The BRT scheme, operated by Primero Transport Services Ltd., began operation in November 2015 and has 434 buses on its fleet; and more than 2,000 staff.
It was gathered that the workers convened an emergency meeting at about 5.45a.m. at the loading station, after which they converged on the bus corridor and barricaded it. The protest was orderly.
Some of the workers lamented that their terms of service had been reversed, with salaries slashed from N60,000 to N45,000.
A driver, Mr. Julius Adejire, said: “We are still waiting for our July salaries. The funny thing is that as at Monday evening, we discovered that some other staffers, including the engineers and ground staff, have been receiving salaries alerts. Can we drive this bus on empty stomach?’’

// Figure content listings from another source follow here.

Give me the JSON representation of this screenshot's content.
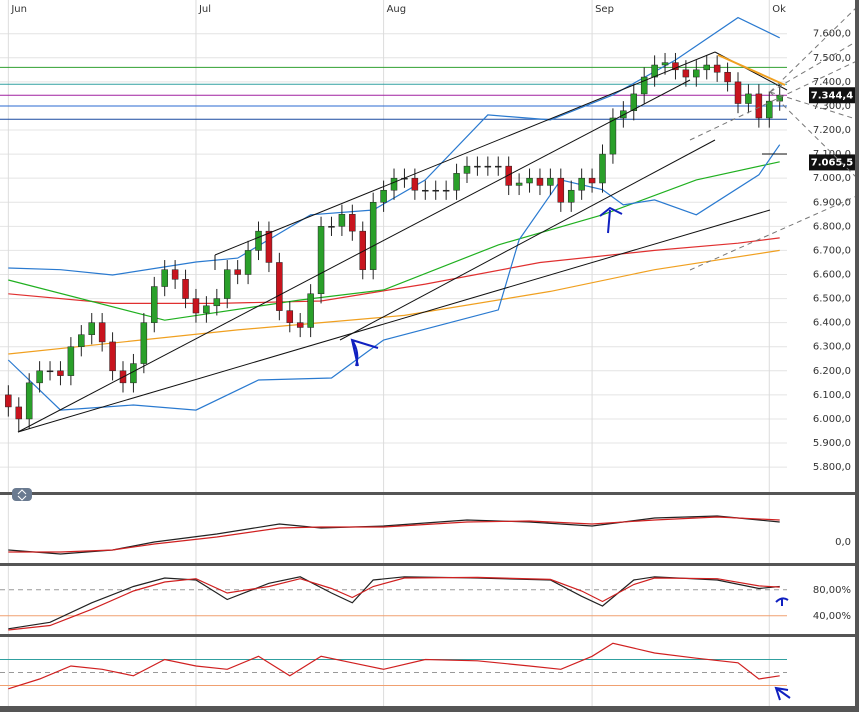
{
  "chart_data": [
    {
      "type": "candlestick",
      "xticks": [
        {
          "value": 0,
          "label": "Jun"
        },
        {
          "value": 18,
          "label": "Jul"
        },
        {
          "value": 36,
          "label": "Aug"
        },
        {
          "value": 56,
          "label": "Sep"
        },
        {
          "value": 73,
          "label": "Ok"
        }
      ],
      "xlim": [
        -0.8,
        74.7
      ],
      "ylim": [
        5705,
        7740
      ],
      "yticks": [
        {
          "value": 7600,
          "label": "7.600,0"
        },
        {
          "value": 7500,
          "label": "7.500,0"
        },
        {
          "value": 7400,
          "label": "7.400,0"
        },
        {
          "value": 7300,
          "label": "7.300,0"
        },
        {
          "value": 7200,
          "label": "7.200,0"
        },
        {
          "value": 7100,
          "label": "7.100,0"
        },
        {
          "value": 7000,
          "label": "7.000,0"
        },
        {
          "value": 6900,
          "label": "6.900,0"
        },
        {
          "value": 6800,
          "label": "6.800,0"
        },
        {
          "value": 6700,
          "label": "6.700,0"
        },
        {
          "value": 6600,
          "label": "6.600,0"
        },
        {
          "value": 6500,
          "label": "6.500,0"
        },
        {
          "value": 6400,
          "label": "6.400,0"
        },
        {
          "value": 6300,
          "label": "6.300,0"
        },
        {
          "value": 6200,
          "label": "6.200,0"
        },
        {
          "value": 6100,
          "label": "6.100,0"
        },
        {
          "value": 6000,
          "label": "6.000,0"
        },
        {
          "value": 5900,
          "label": "5.900,0"
        },
        {
          "value": 5800,
          "label": "5.800,0"
        }
      ],
      "grid": true,
      "up_color": "#2aa02a",
      "down_color": "#c8141e",
      "open": [
        6100,
        6050,
        6000,
        6150,
        6200,
        6200,
        6180,
        6300,
        6350,
        6400,
        6320,
        6200,
        6150,
        6230,
        6400,
        6550,
        6620,
        6580,
        6500,
        6440,
        6470,
        6500,
        6620,
        6600,
        6700,
        6780,
        6650,
        6450,
        6400,
        6380,
        6520,
        6800,
        6800,
        6850,
        6780,
        6620,
        6900,
        6950,
        7000,
        7000,
        6950,
        6950,
        6950,
        6950,
        7020,
        7050,
        7050,
        7050,
        7050,
        6970,
        6980,
        7000,
        6970,
        7000,
        6900,
        6950,
        7000,
        6980,
        7100,
        7250,
        7280,
        7350,
        7420,
        7470,
        7480,
        7450,
        7420,
        7450,
        7470,
        7440,
        7400,
        7310,
        7350,
        7250,
        7320
      ],
      "high": [
        6140,
        6090,
        6190,
        6240,
        6240,
        6240,
        6340,
        6390,
        6440,
        6440,
        6360,
        6240,
        6270,
        6440,
        6590,
        6660,
        6660,
        6620,
        6540,
        6510,
        6540,
        6660,
        6660,
        6740,
        6820,
        6820,
        6690,
        6490,
        6440,
        6560,
        6840,
        6840,
        6890,
        6890,
        6820,
        6940,
        6990,
        7040,
        7040,
        7040,
        6990,
        6990,
        6990,
        7060,
        7090,
        7090,
        7090,
        7090,
        7090,
        7020,
        7040,
        7040,
        7040,
        7040,
        6990,
        7040,
        7040,
        7140,
        7290,
        7320,
        7390,
        7460,
        7510,
        7520,
        7520,
        7490,
        7490,
        7510,
        7510,
        7480,
        7440,
        7390,
        7390,
        7360,
        7390
      ],
      "low": [
        6010,
        5950,
        5960,
        6110,
        6160,
        6140,
        6140,
        6260,
        6310,
        6280,
        6160,
        6110,
        6110,
        6190,
        6360,
        6510,
        6540,
        6460,
        6400,
        6400,
        6430,
        6460,
        6560,
        6560,
        6660,
        6610,
        6410,
        6360,
        6340,
        6340,
        6480,
        6760,
        6760,
        6740,
        6580,
        6580,
        6860,
        6910,
        6960,
        6910,
        6910,
        6910,
        6910,
        6910,
        6980,
        7010,
        7010,
        7010,
        6930,
        6930,
        6940,
        6930,
        6930,
        6860,
        6860,
        6910,
        6940,
        6940,
        7060,
        7210,
        7240,
        7310,
        7380,
        7430,
        7410,
        7380,
        7380,
        7410,
        7400,
        7360,
        7270,
        7270,
        7210,
        7210,
        7280
      ],
      "close": [
        6050,
        6000,
        6150,
        6200,
        6200,
        6180,
        6300,
        6350,
        6400,
        6320,
        6200,
        6150,
        6230,
        6400,
        6550,
        6620,
        6580,
        6500,
        6440,
        6470,
        6500,
        6620,
        6600,
        6700,
        6780,
        6650,
        6450,
        6400,
        6380,
        6520,
        6800,
        6800,
        6850,
        6780,
        6620,
        6900,
        6950,
        7000,
        7000,
        6950,
        6950,
        6950,
        6950,
        7020,
        7050,
        7050,
        7050,
        7050,
        6970,
        6980,
        7000,
        6970,
        7000,
        6900,
        6950,
        7000,
        6980,
        7100,
        7250,
        7280,
        7350,
        7420,
        7470,
        7480,
        7450,
        7420,
        7450,
        7470,
        7440,
        7400,
        7310,
        7350,
        7250,
        7320,
        7344.4
      ],
      "series": [
        {
          "color": "#e03030",
          "x": [
            0,
            10,
            20,
            30,
            40,
            51,
            62,
            70,
            74
          ],
          "values": [
            6520,
            6480,
            6480,
            6490,
            6560,
            6650,
            6700,
            6730,
            6752
          ]
        },
        {
          "color": "#f0a020",
          "x": [
            0,
            22,
            38,
            52,
            62,
            74
          ],
          "values": [
            6270,
            6370,
            6430,
            6530,
            6620,
            6700
          ]
        },
        {
          "color": "#20b020",
          "x": [
            0,
            15,
            28,
            36,
            47,
            57,
            66,
            74
          ],
          "values": [
            6577,
            6410,
            6494,
            6536,
            6723,
            6848,
            6993,
            7068
          ]
        },
        {
          "color": "#2a7ad0",
          "x": [
            0,
            5,
            10,
            18,
            22,
            29,
            35,
            40,
            46,
            52,
            58,
            64,
            70,
            74
          ],
          "values": [
            6627,
            6620,
            6598,
            6652,
            6668,
            6848,
            6868,
            6993,
            7263,
            7242,
            7346,
            7491,
            7667,
            7583
          ]
        },
        {
          "color": "#2a7ad0",
          "x": [
            0,
            5,
            12,
            18,
            24,
            31,
            36,
            47,
            49,
            53,
            57,
            59,
            62,
            66,
            72,
            74
          ],
          "values": [
            6245,
            6037,
            6058,
            6037,
            6162,
            6170,
            6328,
            6453,
            6744,
            6993,
            6952,
            6889,
            6910,
            6848,
            7014,
            7139
          ]
        }
      ],
      "levels": [
        {
          "value": 7460,
          "color": "#30a030"
        },
        {
          "value": 7390,
          "color": "#30a0a0"
        },
        {
          "value": 7344.4,
          "color": "#a020a0"
        },
        {
          "value": 7300,
          "color": "#2a6ad0"
        },
        {
          "value": 7245,
          "color": "#1a4aa0"
        }
      ],
      "price_tags": [
        {
          "value": 7344.4,
          "label": "7.344,4"
        },
        {
          "value": 7065.5,
          "label": "7.065,5"
        }
      ]
    },
    {
      "type": "line",
      "xlim": [
        -0.8,
        74.7
      ],
      "ylim": [
        -20,
        45
      ],
      "yticks": [
        {
          "value": 0,
          "label": "0,0"
        }
      ],
      "series": [
        {
          "color": "#222222",
          "x": [
            0,
            5,
            10,
            14,
            20,
            26,
            30,
            36,
            44,
            50,
            56,
            62,
            68,
            74
          ],
          "values": [
            -8,
            -12,
            -8,
            0,
            8,
            18,
            14,
            16,
            22,
            20,
            16,
            24,
            26,
            20
          ]
        },
        {
          "color": "#d02020",
          "x": [
            0,
            5,
            10,
            14,
            20,
            26,
            30,
            36,
            44,
            50,
            56,
            62,
            68,
            74
          ],
          "values": [
            -10,
            -10,
            -8,
            -2,
            5,
            14,
            15,
            15,
            20,
            21,
            18,
            22,
            25,
            22
          ]
        }
      ],
      "levels": []
    },
    {
      "type": "line",
      "xlim": [
        -0.8,
        74.7
      ],
      "ylim": [
        15,
        115
      ],
      "yticks": [
        {
          "value": 80,
          "label": "80,00%"
        },
        {
          "value": 40,
          "label": "40,00%"
        }
      ],
      "series": [
        {
          "color": "#222222",
          "x": [
            0,
            4,
            8,
            12,
            15,
            18,
            21,
            25,
            28,
            31,
            33,
            35,
            38,
            45,
            52,
            55,
            57,
            60,
            62,
            68,
            72,
            74
          ],
          "values": [
            20,
            30,
            60,
            85,
            98,
            95,
            65,
            90,
            100,
            75,
            60,
            95,
            100,
            98,
            95,
            70,
            55,
            95,
            100,
            95,
            82,
            85
          ]
        },
        {
          "color": "#d02020",
          "x": [
            0,
            4,
            8,
            12,
            15,
            18,
            21,
            25,
            28,
            31,
            33,
            35,
            38,
            45,
            52,
            55,
            57,
            60,
            62,
            68,
            72,
            74
          ],
          "values": [
            18,
            25,
            50,
            78,
            92,
            97,
            75,
            85,
            97,
            82,
            68,
            85,
            98,
            99,
            96,
            78,
            62,
            88,
            98,
            97,
            86,
            84
          ]
        }
      ],
      "levels": [
        {
          "value": 80,
          "color": "#999999"
        },
        {
          "value": 40,
          "color": "#f0a070"
        }
      ]
    },
    {
      "type": "line",
      "xlim": [
        -0.8,
        74.7
      ],
      "ylim": [
        0,
        100
      ],
      "yticks": [],
      "series": [
        {
          "color": "#d02020",
          "x": [
            0,
            3,
            6,
            9,
            12,
            15,
            18,
            21,
            24,
            27,
            30,
            33,
            36,
            40,
            45,
            50,
            53,
            56,
            58,
            62,
            66,
            70,
            72,
            74
          ],
          "values": [
            25,
            40,
            60,
            55,
            45,
            70,
            60,
            55,
            75,
            45,
            75,
            65,
            55,
            70,
            68,
            60,
            55,
            75,
            95,
            80,
            72,
            65,
            40,
            45
          ]
        }
      ],
      "levels": [
        {
          "value": 70,
          "color": "#30a0a0"
        },
        {
          "value": 50,
          "color": "#999999"
        },
        {
          "value": 30,
          "color": "#f0a070"
        }
      ]
    }
  ]
}
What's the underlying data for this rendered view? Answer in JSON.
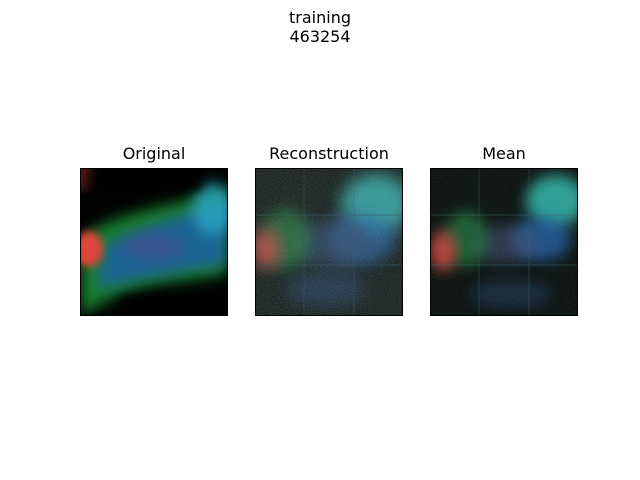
{
  "figure": {
    "suptitle_line1": "training",
    "suptitle_line2": "463254"
  },
  "panels": [
    {
      "title": "Original",
      "image": "cell-microscopy-original"
    },
    {
      "title": "Reconstruction",
      "image": "cell-microscopy-reconstruction"
    },
    {
      "title": "Mean",
      "image": "cell-microscopy-mean"
    }
  ],
  "colors": {
    "cytoplasm_green": "#1f9a3a",
    "nucleus_blue": "#1e6fb8",
    "cyan_region": "#2fb6b0",
    "red_spot": "#e0443a",
    "background": "#020604"
  }
}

Adejire said that apart from delayed salaries, the drivers wanted improved welfare and working conditions. He said: “The policy guiding our job is another issue; we are working like slaves because as a driver you cannot stop to ease yourself or have break time.
“We are supposed to be doing 40 hours in a week, but they cowed us into doing 48 hours with just one off day instead of two. “We have been tolerating them because we believe this is a new project that needs to be supported, but the situation is getting tougher.
“We don’t even know where we are heading; the buses are still new. Is it when the buses go bad that they will pay us? “In our appointment letter, they said we will receive N60,000 as basic salary and N20,000 as performance bonus. After five months they changed it to N40,000 basic and N40,000 bonus with a lot of conditions.
“They are trying to instil discipline when there is no staff bus or accommodation arrangement for drivers who come from as far as Sango-Ota, Badagry and Agbara.”
He added that drivers, who could not afford to sleep on the bridge near the BRT bus shelter, pay N500 daily to sleep in a nearby church.